Pertemanan yang seharusnya tak kunodai dengan perasaan kecil bernama cinta, harus ku relakan menyakiti diriku dengan hadirnya rasa itu. Seharusnya aku tak memberinya celah untuk hadir, perasaan itu harusnya jauh dari hatiku. Seharusnya tak ku biarkan hatiku jatuh begitu saja, sebelum aku tahu akan benar benar ada yang menangkapnya. Namun bodohnya, aku menjatuhkannya, tanpa alasan, begitu saja, meskipun aku tahu dia takkan menangkapnya. Karena, dia sudah menggenggam, memeluk sebuah hati yang begitu berharga. Lalu? Apa yang aku harapkan? Namun, cinta tak pernah megenal akan jatuh kepada siapa hatinya, ditangkap atau dibiarkan terhempas, cinta akan tetap menjadi seusatu yang menyenagkan. Ya, aku tersakiti, namun aku juga merasa terberkati.

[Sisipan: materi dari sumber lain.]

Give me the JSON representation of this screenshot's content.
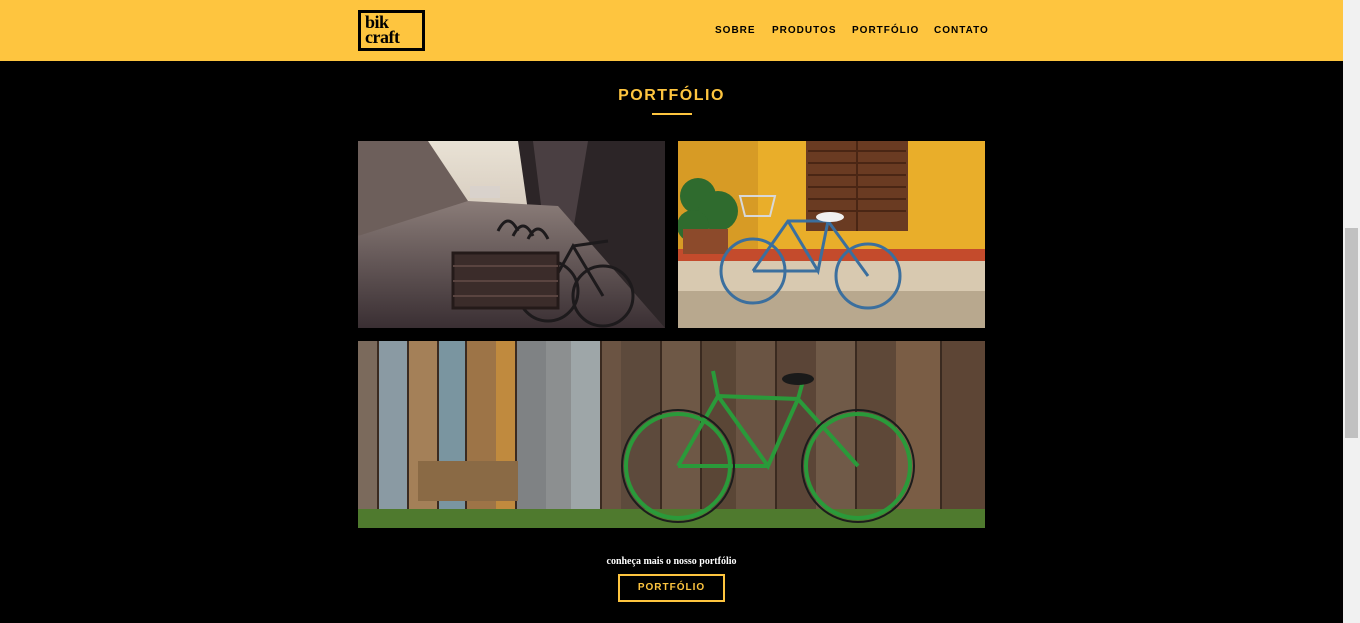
{
  "header": {
    "logo_line1": "bik",
    "logo_line2": "craft",
    "background": "#fec53f",
    "nav": [
      {
        "label": "SOBRE"
      },
      {
        "label": "PRODUTOS"
      },
      {
        "label": "PORTFÓLIO"
      },
      {
        "label": "CONTATO"
      }
    ]
  },
  "section": {
    "title": "PORTFÓLIO",
    "accent": "#fec53f"
  },
  "gallery": [
    {
      "subject": "city street with parked bicycle and basket"
    },
    {
      "subject": "blue bicycle in front of yellow wall"
    },
    {
      "subject": "green bicycle leaning on wooden fence"
    }
  ],
  "cta": {
    "text": "conheça mais o nosso portfólio",
    "button_label": "PORTFÓLIO"
  }
}
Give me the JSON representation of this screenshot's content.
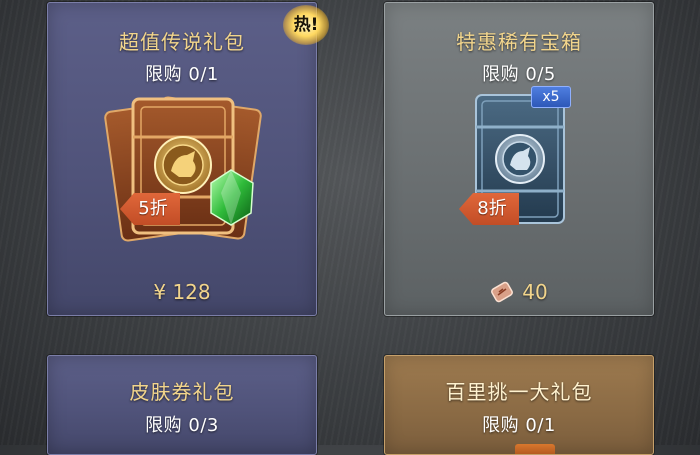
{
  "colors": {
    "title_gold": "#f2d58c",
    "discount_orange": "#d85a30",
    "card_purple": "#55587f",
    "card_steel": "#6f7476",
    "card_gold": "#8e6c45"
  },
  "shop": {
    "items": [
      {
        "title": "超值传说礼包",
        "limit": "限购 0/1",
        "discount": "5折",
        "badge": "热!",
        "price": "¥ 128",
        "art_icon": "legendary-card-bundle-icon"
      },
      {
        "title": "特惠稀有宝箱",
        "limit": "限购 0/5",
        "discount": "8折",
        "quantity_badge": "x5",
        "price": "40",
        "currency_icon": "ticket-coin-icon",
        "art_icon": "rare-card-pack-icon"
      },
      {
        "title": "皮肤券礼包",
        "limit": "限购 0/3"
      },
      {
        "title": "百里挑一大礼包",
        "limit": "限购 0/1"
      }
    ]
  }
}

Entahlah, aku tak benar benar merasa hatiku terhempas begitu saja, ada yang membuatnya tak benar benar pecah belah karena tak ditangkap. Karena, ia membuatnya terbang. Terbang begitu tinggi. Aku tak pernah tahu, mantra apa yang ia gunakan, sehingga hatiku bisa terbang dan mengambang indah di udara. Yang ku dengar, ia selalu berbisik, dia takkan membiarkanku jatuh, dia selalu di belakangku. Aku percaya, benar benar percaya. Tak banyak yang ku harapkan, tak banyak yang ku tuntut. Tak pernah ada alasan untukku menuntutnya melepaskan pelukan pada hati yang sudah ia peluk. Bahkan tak pernah terpikirkan olehku untuk merebut posisi hati itu dan menggantinya dengan hatiku. Karena, bahkan tanpa ia minta, tanpa ia curi dengan sengaja, hatiku sudah menjadi miliknya, dan aku rela. Rela, sekalipun hatiku hanya dibiarkan terbang tanpa pernah ia peluk.
Bahkan seandainya ia pergi, aku akan rela meskipun nantinya hatiku jatuh dan pecah berkeping keping, karena aku tahu, dia pernah ada.
Namun, kali ini, entah perasaan apa yang begitu hebatnya memporak porandakan hatiku. Mengacaukan semua pertahanan yang aku bangun. Menghancurkan semua dinding batasan yang selama ini membatasi hatiku. Aku, ingin memilikinya. Memiliki hatinya, aku ingin memeluk hatinya. Tolong. Biarkan aku menjadi egois, sekali saja :’)
Wanita yang hatinya berkhianat dari logikanya.
Wanita yang hatinya bersihkeras untuk bertahan, meskipun logikanya tahu – bahwa hati (pria) itu takkan pernah bisa untuk dipeluk olehnya.